Na mesma reportagem, José Carlos Fragoso (então estudante de Direito) definiu o pai como “uma pessoa afável, de relacionamento fácil, embora tímido, o que muitas às vezes confundem com presunção”. José Carlos salientou que o pai não gostava de festas “nem de nada espalhafatoso”, e que era um homem apaixonado pelos estudos. “Desde pequeno me acostumei a vê-lo ir para seu escritório, em casa, depois do jantar. Não tem sábado, nem domingo, e não sei onde trabalha mais: se em casa, onde tem a maior parte de sua biblioteca, ou se no escritório da cidade”.

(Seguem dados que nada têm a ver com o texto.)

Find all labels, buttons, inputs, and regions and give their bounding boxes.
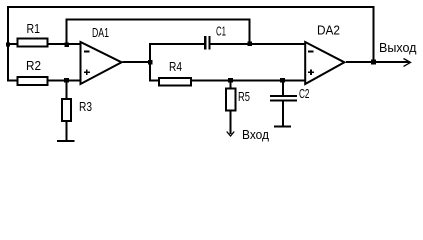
svg-text:R1: R1 — [27, 22, 41, 36]
svg-text:Вход: Вход — [242, 128, 270, 142]
svg-text:C2: C2 — [299, 87, 310, 101]
svg-text:R2: R2 — [26, 59, 41, 73]
svg-text:Выход: Выход — [379, 41, 417, 55]
svg-text:R3: R3 — [79, 100, 92, 114]
svg-text:R4: R4 — [169, 60, 182, 74]
svg-text:R5: R5 — [238, 90, 250, 104]
svg-text:DA2: DA2 — [317, 23, 340, 37]
svg-text:C1: C1 — [216, 24, 226, 38]
svg-text:DA1: DA1 — [92, 26, 109, 40]
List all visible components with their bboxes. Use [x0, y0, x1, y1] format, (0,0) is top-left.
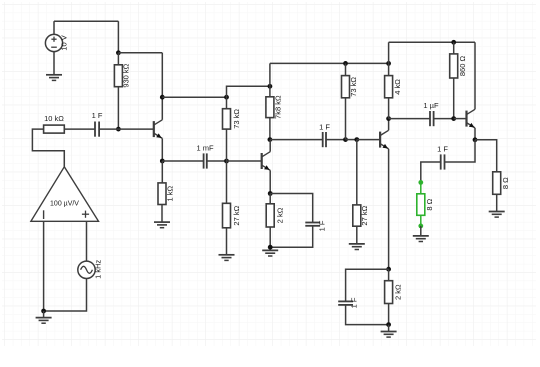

Antonio Evaristo de Moraes era amigo e uma das referências de Evandro Lins e Silva – laços que este manteve com o filho do primeiro, Antonio Evaristo de Moraes Filho (1933-1997). Evaristinho, como era chamado pelos amigos, formou-se em 1955 e teve escritórios na Avenida Almirante Barroso, 9, e posteriormente, já nos anos 1960, no edifício Esplanada, na Rua México, 90. Segundo Carlos Roquette, o nome do prédio faz referência à Esplanada do Castelo. “Foi com esse nome que a região ficou conhecida no período de quase uma década entre a derrubada do morro e a ocupação efetiva. A México foi uma das vias que foram abertas após a derrubada”, explica Roquette. A rotina de Evaristinho era semelhante à de muitos advogados, como lembra o filho Renato de Moraes. “Depois de assumir, em 1981, a cadeira de Direito Penal na Universidade do Estado do Rio de Janeiro, quando tinha compromissos agendados no final da manhã no Centro, costumava ir direto para o escritório. Chegava por volta de 11h, cumpria a agenda e almoçava somente por volta das 15h”, conta. Ele costumava almoçar no restaurante Emir, na mesma rua de seu escritório, além dos extintos Astrodome – do qual gostava muito, e que foi fechado recentemente –, Westfália e Casa Pardellas, todos próximos ao local de trabalho. “No Centro, ainda, quando tinha de ir ao Fórum, depois de audiências e de despachar, gostava de ir ao Albamar, na Praça Marechal Âncora, reaberto recentemente”, revela Renato. No Casa Bar Simpatia, que funcionava na Avenida Rio Branco, tinha hábito de tomar refresco de coco. “Entre as livrarias, gostava muito da Galáxia, ainda funcionando na Rua México. Tinha também por hábito lustrar os sapatos com o engraxate Orli, figura conhecida cuja cadeira ficava na porta da garagem do seu escritório na Rua México”, recorda Renato. A militância na defesa de presos políticos também incluía no roteiro de Evaristinho pontos vizinhos às serventias da Justiça Militar. “Quando ia à auditoria do Exército, na Praça da República, adorava almoçar no Lisboeta (na Rua Frei Caneca). Se ia à auditoria de Marinha, ou tinha algum compromisso perto da Praça Mauá, gostava de ir ao Mosteiro ou ao São Chico (na Rua Visconde de Inhaúma)”.